Se encontraba semioculto bajo una arcada, contra una pared de turmalina roja que parecía respirar, y la pesadilla adquirió todas sus proporciones. Hasta aquel momento había podido creer a aquellos paseantes minerales indiferentes a su presencia, o al menos sin hostilidad, pero he aquí que de pronto formaban un muro compacto, que rodeaban el pilar contra el cual se adosaba, he aquí que se dispersaban en perfecto orden para registrar las arcadas... Se tendían antenas invisibles, se intentaba localizar su presencia. Un ser «informe, opaco y lento»... Gil no tuvo tiempo de levantar una barrera mental: una ola de hielo, una onda percutante, aguda, lo alcanzó en pleno pecho. Un segundo flujo mortal se extendió endurecido bajo las arcadas. Le pareció que los muros a su alrededor se reían: era una risa digna de aquel mundo demente, mudo, inmóvil, petrificado: una mueca.

Súbitamente, el muro retrocedió.
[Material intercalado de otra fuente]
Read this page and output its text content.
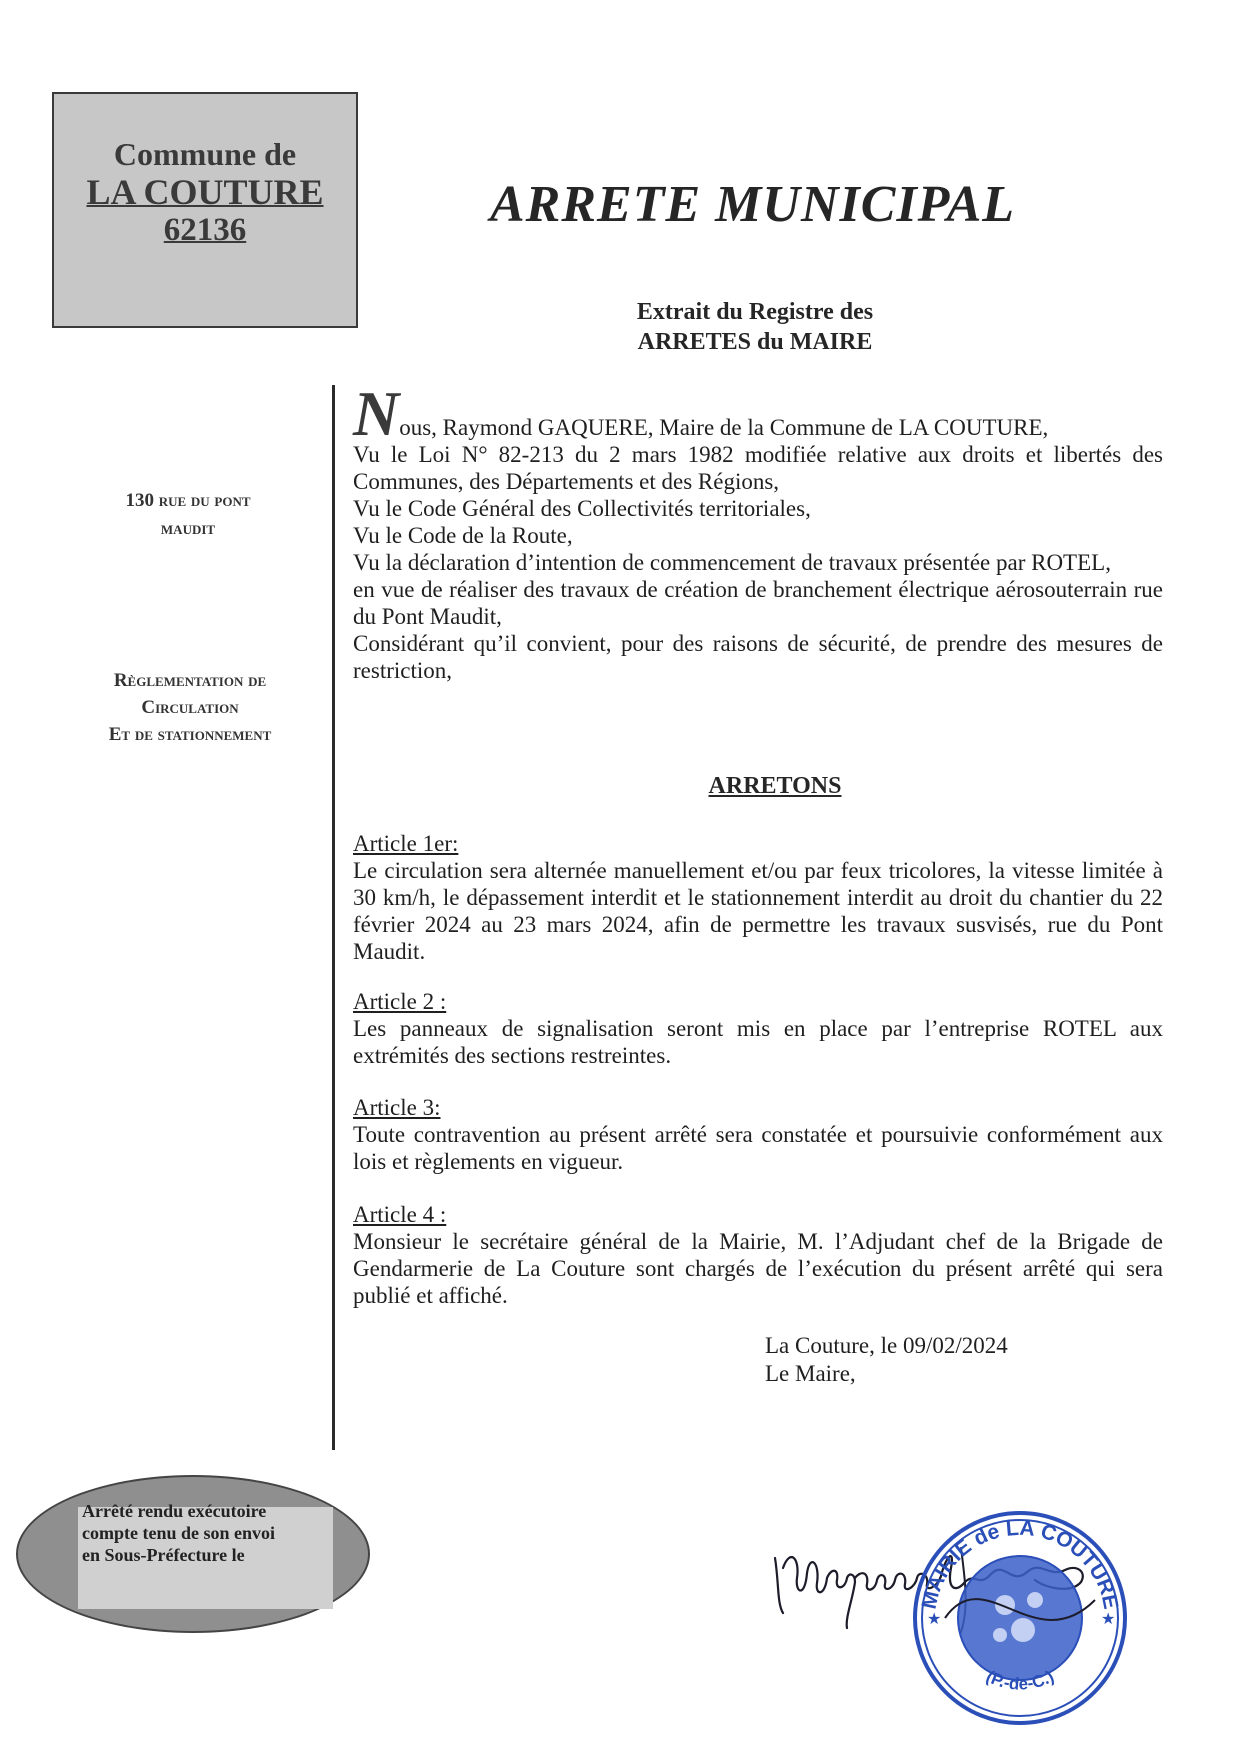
Commune de
LA COUTURE
62136	ARRETE MUNICIPAL
Extrait du Registre des
ARRETES du MAIRE
130 rue du pont
maudit
Règlementation de
Circulation
Et de stationnement

Nous, Raymond GAQUERE, Maire de la Commune de LA COUTURE,

Vu le Loi N° 82-213 du 2 mars 1982 modifiée relative aux droits et libertés des Communes, des Départements et des Régions,

Vu le Code Général des Collectivités territoriales,

Vu le Code de la Route,

Vu la déclaration d’intention de commencement de travaux présentée par ROTEL,

en vue de réaliser des travaux de création de branchement électrique aérosouterrain rue du Pont Maudit,

Considérant qu’il convient, pour des raisons de sécurité, de prendre des mesures de restriction,

ARRETONS
Article 1er:
Le circulation sera alternée manuellement et/ou par feux tricolores, la vitesse limitée à 30 km/h, le dépassement interdit et le stationnement interdit au droit du chantier du 22 février 2024 au 23 mars 2024, afin de permettre les travaux susvisés, rue du Pont Maudit.
Article 2 :
Les panneaux de signalisation seront mis en place par l’entreprise ROTEL aux extrémités des sections restreintes.
Article 3:
Toute contravention au présent arrêté sera constatée et poursuivie conformément aux lois et règlements en vigueur.
Article 4 :
Monsieur le secrétaire général de la Mairie, M. l’Adjudant chef de la Brigade de Gendarmerie de La Couture sont chargés de l’exécution du présent arrêté qui sera publié et affiché.
La Couture, le 09/02/2024
Le Maire,
Arrêté rendu exécutoire
compte tenu de son envoi
en Sous-Préfecture le
MAIRIE de LA COUTURE
(P.-de-C.)
★	★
En lo más profundo de su terror, el viajero comprendió que aquellas criaturas de pesadilla, apenas esbozadas en su sustancia, eran ciegas, sordas y mudas. No le veían, lanzaban al azar flujos alternativos de hielo y de fuego. Cuando lo alcanzó un tercer chorro.

Gil creyó, durante un segundo, quedar paralizado, estratificado, reducido a un único temblor de impotencia y de horror. Pero se le había enseñado a dominarse en los peores instantes y, aprovechando una pendiente, un instante de calma entre dos ondas, rodó como un tronco y se cobijó detrás de un zócalo rosado. Sus puños sangraban, aquello no era más que un respiro de algunos segundos. Tras él se abrió un muro.